Crédit : My Happy Culture

Crédit : My Happy Culture

 

Le groupe montréalais Groenland était de passage à l’Anglicane de Lévis pour une prestation d’un soir. Nous avons profité de l’occasion afin de vivre une soirée au son du groupe indie-pop dans cette salle magnifique à l’acoustique remarquable. La première partie était assurée par l’artiste Lydia Képinski, une découverte pour nous. Sa musique hypnotique et ses textes surprenants ont suffi à se laisser envahir par l’ambiance feutrée du moment. L’auteure-compositrice-interprète a ensuite fait place aux têtes d’affiche. Groenland a rapidement charmé nos oreilles en amorçant le spectacle avec des chansons tirées de leur nouvel album paru en septembre, A Wider Space.

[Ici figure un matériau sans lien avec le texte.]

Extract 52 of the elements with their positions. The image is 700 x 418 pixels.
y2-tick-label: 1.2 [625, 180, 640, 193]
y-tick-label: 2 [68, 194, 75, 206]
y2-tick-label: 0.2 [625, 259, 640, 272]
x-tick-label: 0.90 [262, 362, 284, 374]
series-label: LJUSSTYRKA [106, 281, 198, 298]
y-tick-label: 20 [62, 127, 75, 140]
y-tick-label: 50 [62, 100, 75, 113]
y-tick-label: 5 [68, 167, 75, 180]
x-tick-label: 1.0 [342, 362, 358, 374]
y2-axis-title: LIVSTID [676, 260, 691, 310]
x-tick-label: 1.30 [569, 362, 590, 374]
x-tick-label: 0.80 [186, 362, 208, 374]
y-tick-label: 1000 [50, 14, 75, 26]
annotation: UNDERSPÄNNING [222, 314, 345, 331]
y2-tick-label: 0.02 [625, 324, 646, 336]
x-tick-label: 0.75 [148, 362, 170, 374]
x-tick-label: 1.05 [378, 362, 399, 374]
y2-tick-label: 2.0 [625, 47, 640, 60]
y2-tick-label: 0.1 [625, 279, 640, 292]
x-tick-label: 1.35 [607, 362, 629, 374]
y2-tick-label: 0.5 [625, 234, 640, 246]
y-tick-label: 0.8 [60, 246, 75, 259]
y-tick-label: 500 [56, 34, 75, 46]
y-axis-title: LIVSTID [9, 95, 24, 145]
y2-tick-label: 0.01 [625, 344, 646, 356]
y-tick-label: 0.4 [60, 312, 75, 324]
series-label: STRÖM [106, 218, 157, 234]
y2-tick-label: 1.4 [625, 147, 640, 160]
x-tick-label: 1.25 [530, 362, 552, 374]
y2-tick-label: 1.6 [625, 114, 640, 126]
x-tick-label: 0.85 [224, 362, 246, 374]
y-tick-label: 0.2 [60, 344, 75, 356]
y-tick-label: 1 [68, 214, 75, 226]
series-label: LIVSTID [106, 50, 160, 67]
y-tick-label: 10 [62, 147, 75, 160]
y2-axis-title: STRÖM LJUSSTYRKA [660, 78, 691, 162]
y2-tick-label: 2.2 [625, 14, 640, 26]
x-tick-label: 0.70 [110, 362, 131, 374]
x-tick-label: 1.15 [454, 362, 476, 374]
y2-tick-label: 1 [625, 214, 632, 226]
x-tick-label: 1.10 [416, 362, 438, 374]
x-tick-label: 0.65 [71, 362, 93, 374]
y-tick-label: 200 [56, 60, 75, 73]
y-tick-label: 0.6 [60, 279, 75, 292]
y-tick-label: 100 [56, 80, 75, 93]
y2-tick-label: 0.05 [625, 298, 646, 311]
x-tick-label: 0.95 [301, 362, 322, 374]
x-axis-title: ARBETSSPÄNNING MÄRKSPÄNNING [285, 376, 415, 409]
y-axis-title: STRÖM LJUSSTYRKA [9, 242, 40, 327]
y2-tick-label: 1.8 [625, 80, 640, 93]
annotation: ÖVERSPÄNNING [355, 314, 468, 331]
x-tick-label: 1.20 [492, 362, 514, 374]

J’appréciais déjà les mélodies de leur premier album The Chase, je savoure tout autant celles-ci, une note de gaieté en plus. La complicité des membres du groupe était palpable, la bonne humeur des spectateurs contagieuse. Une ambiance douce et joyeuse,  une soirée remarquable.

C’est un moment idéal que j’ai passé avec mon homme, le rythme joyeux de la musique dans la tête. Les concerts sont définitivement une de mes activités préférées de couple, ils nous permettent de nous plonger dans une tout autre ambiance, de sortir de notre routine, de discuter du moment présent, uniquement.  Être ensemble au son de la musique, ça nous crée des souvenirs durables, car à chaque écoute de l’album, on revit un peu l’instant partagé.